A Seleção de 74 tinha alguns deuses caídos e não aguentou a comparação com a de 70. A de 78 foi um esboço da de 82, esta sim uma geração que inaugurava a Idade dos Heróis. O herói, como se sabe, é o Deus democrático, eleito pelos seus semelhantes, ao contrário do Deus clássico que já nasceu Deus, mas será sempre um Deus menor. Nunca houve qualquer dúvida de que Pelé desceu do céu dentro de uma bola iluminada e já saiu chutando enquanto que Zico, por exemplo, teve que conquistar seus poderes.

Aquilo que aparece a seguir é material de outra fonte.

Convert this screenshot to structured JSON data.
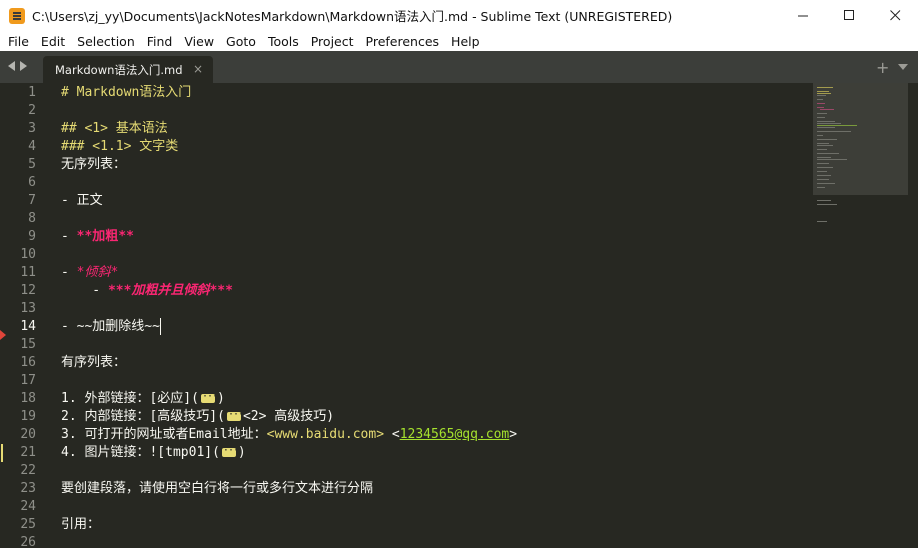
{
  "window": {
    "title": "C:\\Users\\zj_yy\\Documents\\JackNotesMarkdown\\Markdown语法入门.md - Sublime Text (UNREGISTERED)",
    "minimize_glyph": "—",
    "maximize_glyph": "☐",
    "close_glyph": "✕"
  },
  "menu": [
    "File",
    "Edit",
    "Selection",
    "Find",
    "View",
    "Goto",
    "Tools",
    "Project",
    "Preferences",
    "Help"
  ],
  "tabs": {
    "active_tab_label": "Markdown语法入门.md",
    "close_glyph": "×",
    "add_glyph": "+"
  },
  "editor": {
    "active_line": 14,
    "cursor_line": 14,
    "modified_line": 21,
    "line_numbers": [
      "1",
      "2",
      "3",
      "4",
      "5",
      "6",
      "7",
      "8",
      "9",
      "10",
      "11",
      "12",
      "13",
      "14",
      "15",
      "16",
      "17",
      "18",
      "19",
      "20",
      "21",
      "22",
      "23",
      "24",
      "25",
      "26"
    ],
    "lines": {
      "l1": "# Markdown语法入门",
      "l3": "## <1> 基本语法",
      "l4": "### <1.1> 文字类",
      "l5": "无序列表：",
      "l7": "- 正文",
      "l9_prefix": "- ",
      "l9_bold": "**加粗**",
      "l11_prefix": "- ",
      "l11_ital": "*倾斜*",
      "l12_prefix": "    - ",
      "l12_bi": "***加粗并且倾斜***",
      "l14": "- ~~加删除线~~",
      "l16": "有序列表：",
      "l18_a": "1. 外部链接：[必应](",
      "l18_b": ")",
      "l19_a": "2. 内部链接：[高级技巧](",
      "l19_b": "<2> 高级技巧)",
      "l20_a": "3. 可打开的网址或者Email地址：",
      "l20_url": "<www.baidu.com>",
      "l20_sp": " <",
      "l20_email": "1234565@qq.com",
      "l20_end": ">",
      "l21_a": "4. 图片链接：![tmp01](",
      "l21_b": ")",
      "l23": "要创建段落，请使用空白行将一行或多行文本进行分隔",
      "l25": "引用："
    }
  },
  "colors": {
    "editor_bg": "#272822",
    "tabbar_bg": "#3c3e3a",
    "heading_yellow": "#e6db74",
    "emphasis_pink": "#f92672",
    "link_green": "#a6e22e",
    "line_number_gray": "#8f908a"
  }
}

Mas a geração de Zico – ele, Sócrates, Júnior, Falcão, etc – foi uma geração de grandes jogadores que não chegaram a deuses porque nasceram na parte errada do ciclo. Uma geração sem apoteose. A Copa de 86 foi uma elegia para a de 82, a triste despedida de uma geração que teve tudo, menos o que mais queria. E veio a Idade do Homem Comum.
Ela começou na Itália em 90. O que parecia ser um medíocre time de transição, uma depressão passageira antes da vinda de novos titãs, era uma geração a caminho da sua apoteose, quatro anos depois. Aaron Copland, um compositor americano, escreveu, há anos, uma Fanfarra para o Homem Comum. Ela devia ter acompanhado a subida de Dunga e seus companheiros para receber a taça em Pasadena, em 1994. Seria o tema apropriado para o fim de uma epopeia improvável.